The law firm he co-founded, Oldaker Biden & Belair, was paid $1.8 million to lobby Congress in the first half of this year, according to public records compiled by the non-partisan Center for Responsive Politics. Biden's clients paid the firm $470,000, the records show.
David Wade, spokesman for the Obama-Biden campaign, said in an e-mail that Hunter Biden never lobbies his father. Hunter Biden does not share in fees from clients on whose behalf Sen. Biden has been lobbied by other firm partners and employees, Wade said.
It is not illegal or unusual for a member of Congress to have a relative in the lobbying profession. At least 24 House members and 31 senators have spouses, children or other relatives who are registered as lobbyists, according to research by Citizens for Responsibility and Ethics in Washington, a liberal watchdog group.
With the selection of his father as Obama's running mate, Hunter Biden's role stands out because Obama is campaigning on a platform of reducing the influence of lobbyists and special interests.
In 2006, Hunter Biden severed ties with a lobbying-only subsidiary of his law firm called The National Group, Wade said.

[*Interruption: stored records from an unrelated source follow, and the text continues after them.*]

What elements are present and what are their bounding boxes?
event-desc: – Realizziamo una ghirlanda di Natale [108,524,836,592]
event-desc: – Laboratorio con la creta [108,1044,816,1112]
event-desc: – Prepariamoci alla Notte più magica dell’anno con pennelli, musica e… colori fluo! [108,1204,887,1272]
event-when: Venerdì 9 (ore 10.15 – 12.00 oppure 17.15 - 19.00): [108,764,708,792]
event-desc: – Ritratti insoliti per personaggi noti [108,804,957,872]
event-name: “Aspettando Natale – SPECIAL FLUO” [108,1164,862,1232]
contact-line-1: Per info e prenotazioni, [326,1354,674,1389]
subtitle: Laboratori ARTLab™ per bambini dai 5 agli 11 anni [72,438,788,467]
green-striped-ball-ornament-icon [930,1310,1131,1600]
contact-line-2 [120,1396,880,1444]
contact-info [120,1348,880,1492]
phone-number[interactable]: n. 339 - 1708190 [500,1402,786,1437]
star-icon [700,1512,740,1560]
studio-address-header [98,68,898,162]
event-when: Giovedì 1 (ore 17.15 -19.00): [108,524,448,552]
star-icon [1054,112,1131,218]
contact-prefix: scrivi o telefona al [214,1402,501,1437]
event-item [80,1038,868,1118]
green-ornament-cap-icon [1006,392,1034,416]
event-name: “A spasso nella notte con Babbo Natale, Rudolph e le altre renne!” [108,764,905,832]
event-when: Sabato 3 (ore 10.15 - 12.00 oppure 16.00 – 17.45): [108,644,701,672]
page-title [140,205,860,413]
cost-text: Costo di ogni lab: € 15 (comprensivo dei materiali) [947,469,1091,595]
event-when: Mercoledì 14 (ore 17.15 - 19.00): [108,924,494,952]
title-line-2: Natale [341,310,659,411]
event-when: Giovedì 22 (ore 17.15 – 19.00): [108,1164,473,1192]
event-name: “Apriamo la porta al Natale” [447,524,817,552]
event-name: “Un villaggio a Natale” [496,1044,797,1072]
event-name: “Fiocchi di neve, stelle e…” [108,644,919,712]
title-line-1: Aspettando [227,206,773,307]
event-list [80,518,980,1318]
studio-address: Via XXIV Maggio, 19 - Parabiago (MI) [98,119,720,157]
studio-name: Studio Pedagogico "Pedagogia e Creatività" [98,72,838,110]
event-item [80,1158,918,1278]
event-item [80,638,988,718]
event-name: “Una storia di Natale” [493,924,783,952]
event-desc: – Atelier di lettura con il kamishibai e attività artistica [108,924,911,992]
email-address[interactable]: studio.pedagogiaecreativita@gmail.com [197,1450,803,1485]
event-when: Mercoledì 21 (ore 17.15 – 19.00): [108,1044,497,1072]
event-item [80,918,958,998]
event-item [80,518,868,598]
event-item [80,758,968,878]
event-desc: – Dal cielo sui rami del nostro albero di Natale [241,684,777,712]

That was done to comply with upcoming ethics rules requiring members of Congress to certify that their relatives do not immediately benefit from spending or tax provisions they recommend, Wade said.

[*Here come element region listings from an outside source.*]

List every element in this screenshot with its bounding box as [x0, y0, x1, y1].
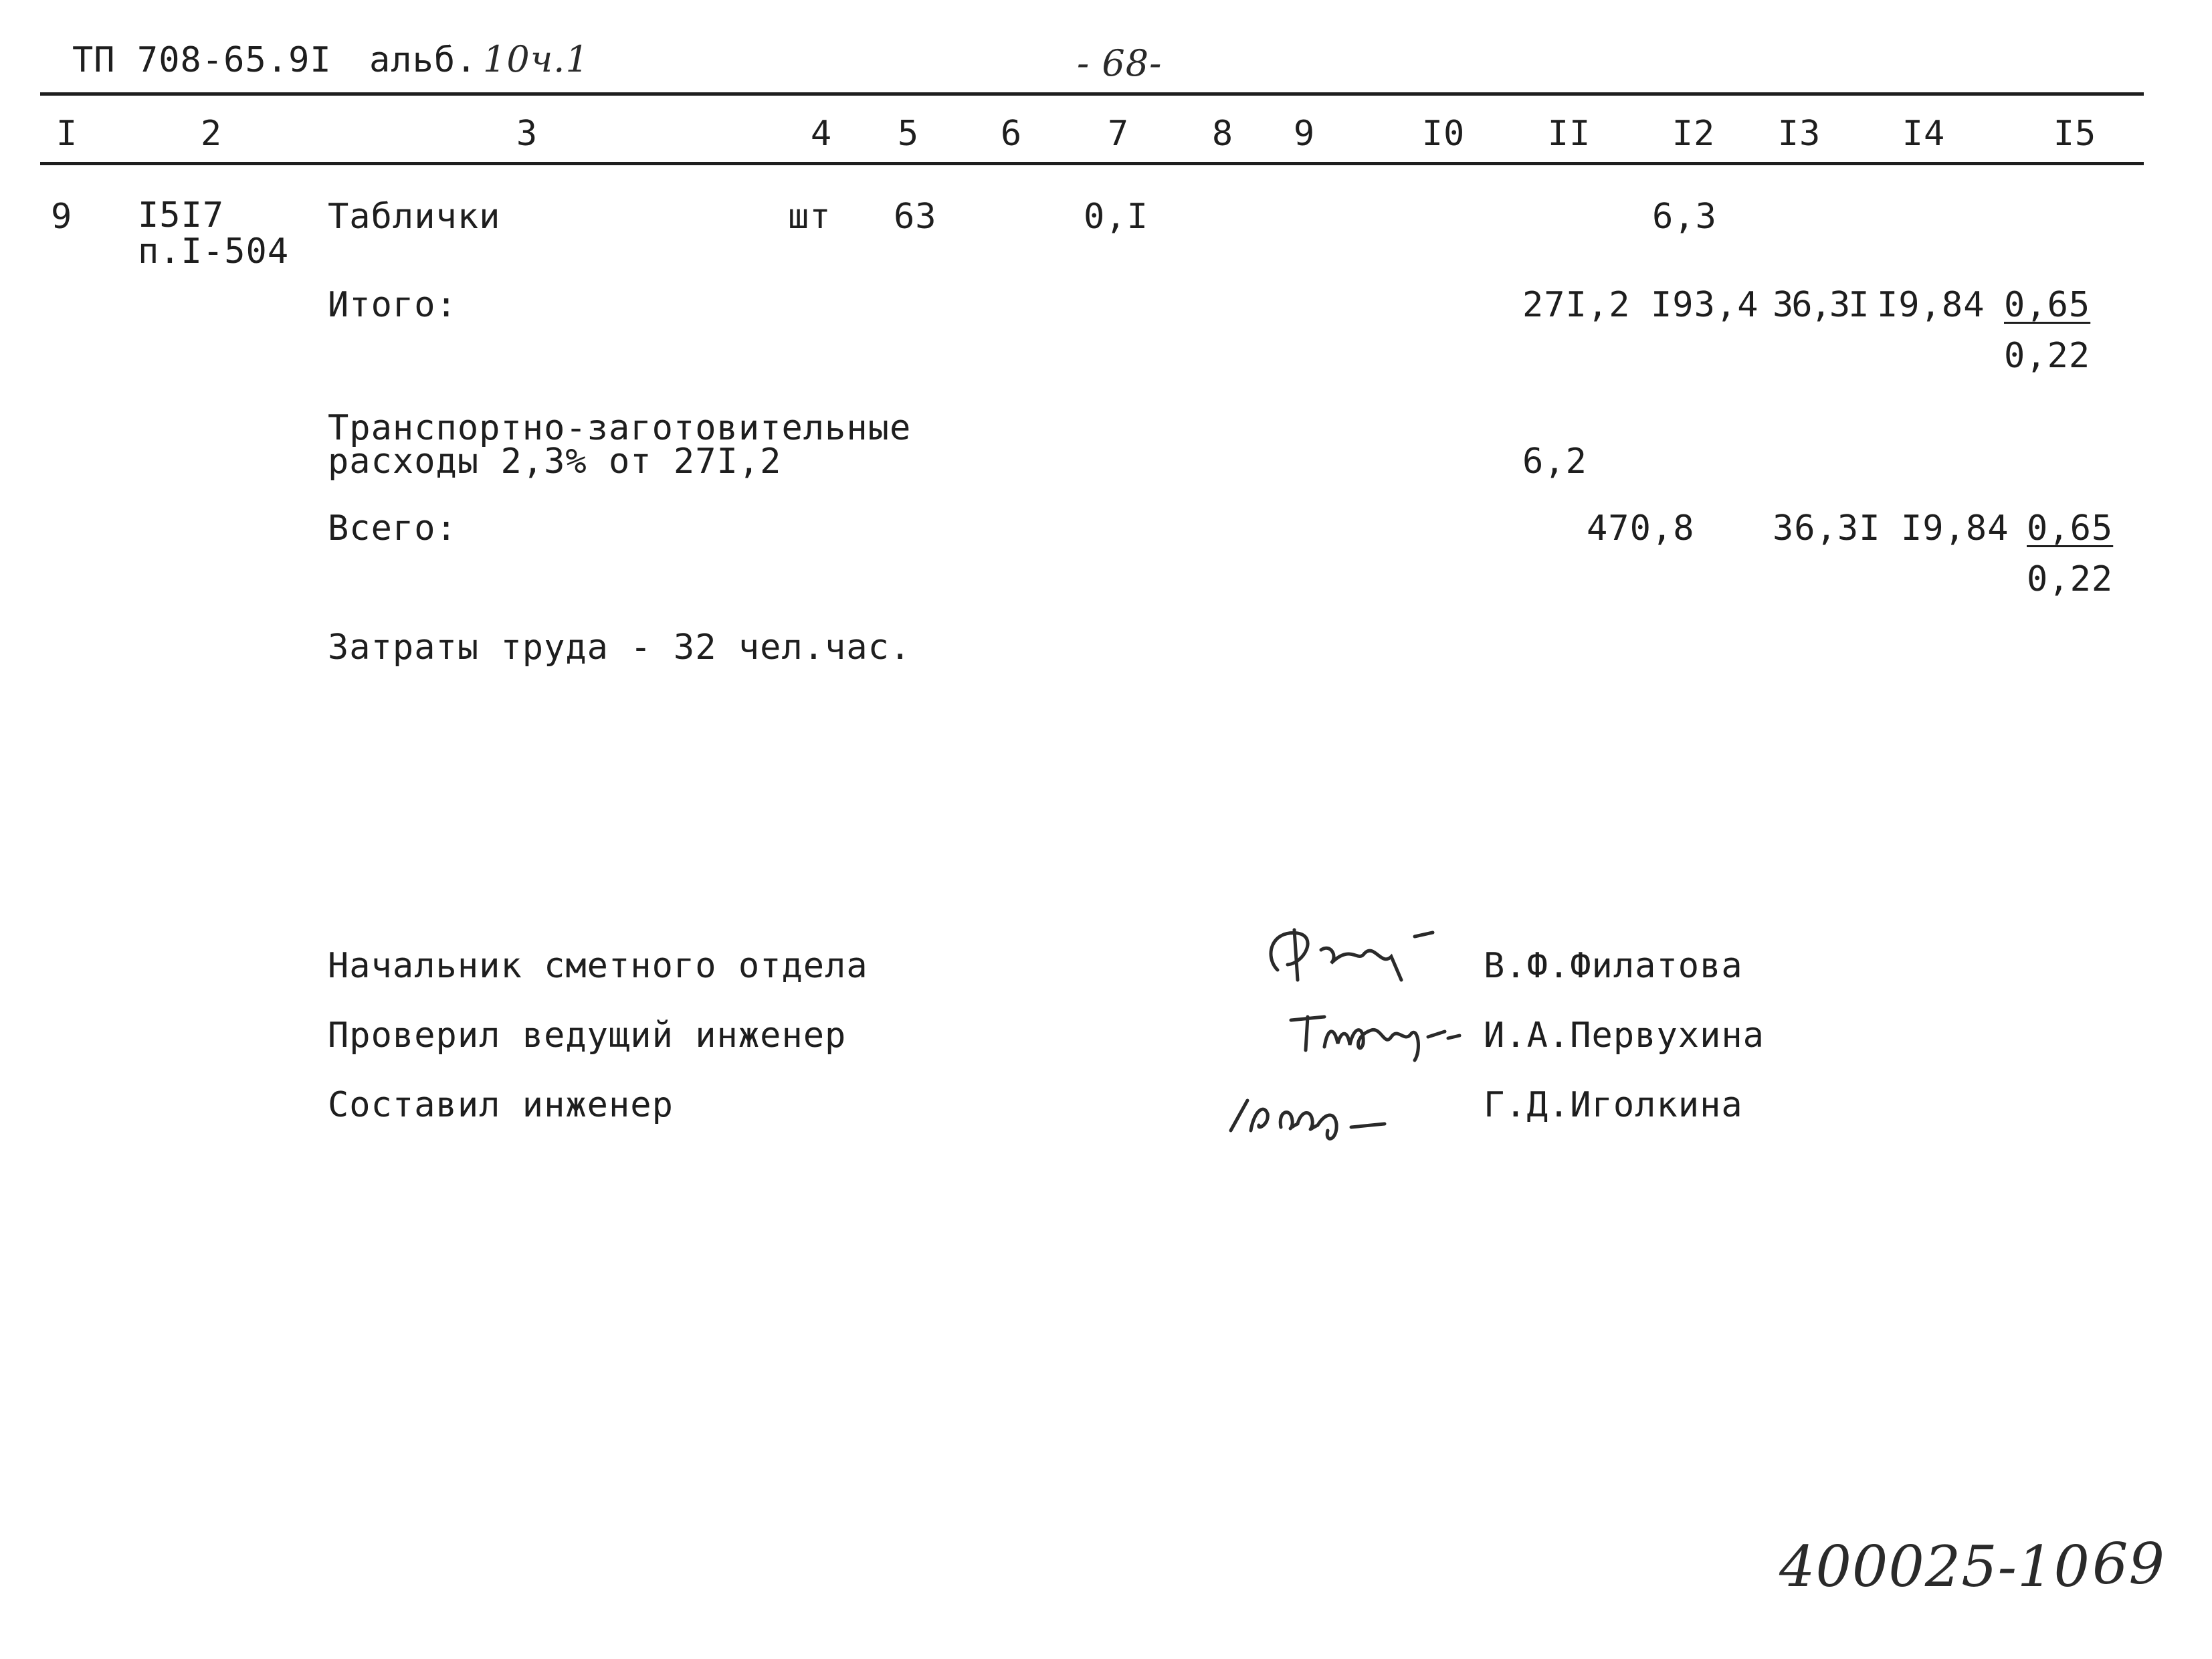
- handwritten-signature-3: [1217, 1077, 1398, 1151]
- total-col13: 36,3I: [1773, 508, 1881, 549]
- col-header-12: I2: [1672, 114, 1716, 154]
- subtotal-col14: I9,84: [1877, 285, 1985, 325]
- row-unit: шт: [788, 197, 831, 237]
- col-header-9: 9: [1293, 114, 1316, 154]
- row-number: 9: [51, 197, 73, 237]
- album-handwritten: 10ч.1: [483, 38, 589, 80]
- transport-col11: 6,2: [1522, 442, 1587, 482]
- row-quantity: 63: [894, 197, 937, 237]
- total-label: Всего:: [328, 508, 458, 549]
- col-header-14: I4: [1902, 114, 1946, 154]
- col-header-13: I3: [1777, 114, 1821, 154]
- total-col15-bottom: 0,22: [2027, 559, 2114, 599]
- labor-cost: Затраты труда - 32 чел.час.: [328, 627, 912, 668]
- row-col7-value: 0,I: [1084, 197, 1148, 237]
- handwritten-signature-2: [1284, 997, 1465, 1070]
- subtotal-col13: 36,3I: [1773, 285, 1868, 325]
- signature-name-1: В.Ф.Филатова: [1484, 946, 1743, 986]
- subtotal-col15-top: 0,65: [2004, 285, 2091, 325]
- col-header-2: 2: [200, 114, 223, 154]
- row-col12-value: 6,3: [1652, 197, 1717, 237]
- col-header-10: I0: [1421, 114, 1466, 154]
- signature-name-2: И.А.Первухина: [1484, 1015, 1765, 1056]
- subtotal-label: Итого:: [328, 285, 458, 325]
- col-header-5: 5: [897, 114, 920, 154]
- row-code: I5I7: [138, 195, 225, 235]
- header-bottom-rule: [40, 162, 2144, 165]
- total-col15-top: 0,65: [2027, 508, 2114, 549]
- handwritten-signature-1: [1258, 916, 1445, 990]
- row-code-ref: п.I-504: [138, 231, 290, 272]
- signature-role-2: Проверил ведущий инженер: [328, 1015, 847, 1056]
- signature-name-3: Г.Д.Иголкина: [1484, 1085, 1743, 1125]
- col-header-3: 3: [516, 114, 538, 154]
- album-label: альб.: [369, 40, 478, 80]
- col-header-11: II: [1547, 114, 1591, 154]
- footer-sheet-number: 69: [2092, 1531, 2165, 1597]
- signature-role-1: Начальник сметного отдела: [328, 946, 868, 986]
- col-header-7: 7: [1107, 114, 1130, 154]
- page-number: - 68-: [1077, 42, 1163, 84]
- subtotal-col11: 27I,2: [1522, 285, 1631, 325]
- total-col11: 470,8: [1587, 508, 1695, 549]
- col-header-6: 6: [1000, 114, 1023, 154]
- signature-role-3: Составил инженер: [328, 1085, 674, 1125]
- col-header-15: I5: [2053, 114, 2097, 154]
- col-header-4: 4: [810, 114, 833, 154]
- transport-line-1: Транспортно-заготовительные: [328, 408, 912, 448]
- subtotal-col15-bottom: 0,22: [2004, 336, 2091, 376]
- transport-line-2: расходы 2,3% от 27I,2: [328, 442, 782, 482]
- col-header-1: I: [56, 114, 78, 154]
- doc-code: ТП 708-65.9I: [72, 40, 332, 80]
- footer-stamp: 400025-10: [1779, 1534, 2090, 1599]
- total-col14: I9,84: [1901, 508, 2009, 549]
- top-rule: [40, 92, 2144, 96]
- subtotal-col12: I93,4: [1651, 285, 1759, 325]
- row-item-name: Таблички: [328, 197, 501, 237]
- col-header-8: 8: [1211, 114, 1234, 154]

Sen. Biden voted for the 2007 ethics law, which requires senators to prohibit their staff from having contact with the senator's immediate family members who are lobbyists.
The National Group was paid $1.7 million during the first half of this year to lobby for clients that include the University of Delaware, which has reaped federal money through congressional spending requests sponsored by Biden. In the fiscal year that ended in September 2007, the most recent period for which data are available, the university won three budget "earmarks" co-sponsored by Biden worth $5 million, according to Taxpayers for Common Sense, a non-partisan watchdog group.
The Oldaker Biden & Belair firm separately has been paid $208,000 for legal services by Biden's two campaign funds since 2005, according to election records compiled by CQMoneyline.
The firm's head, William Oldaker, is a longtime Biden supporter who helped launch Biden's political action committee, federal election records show.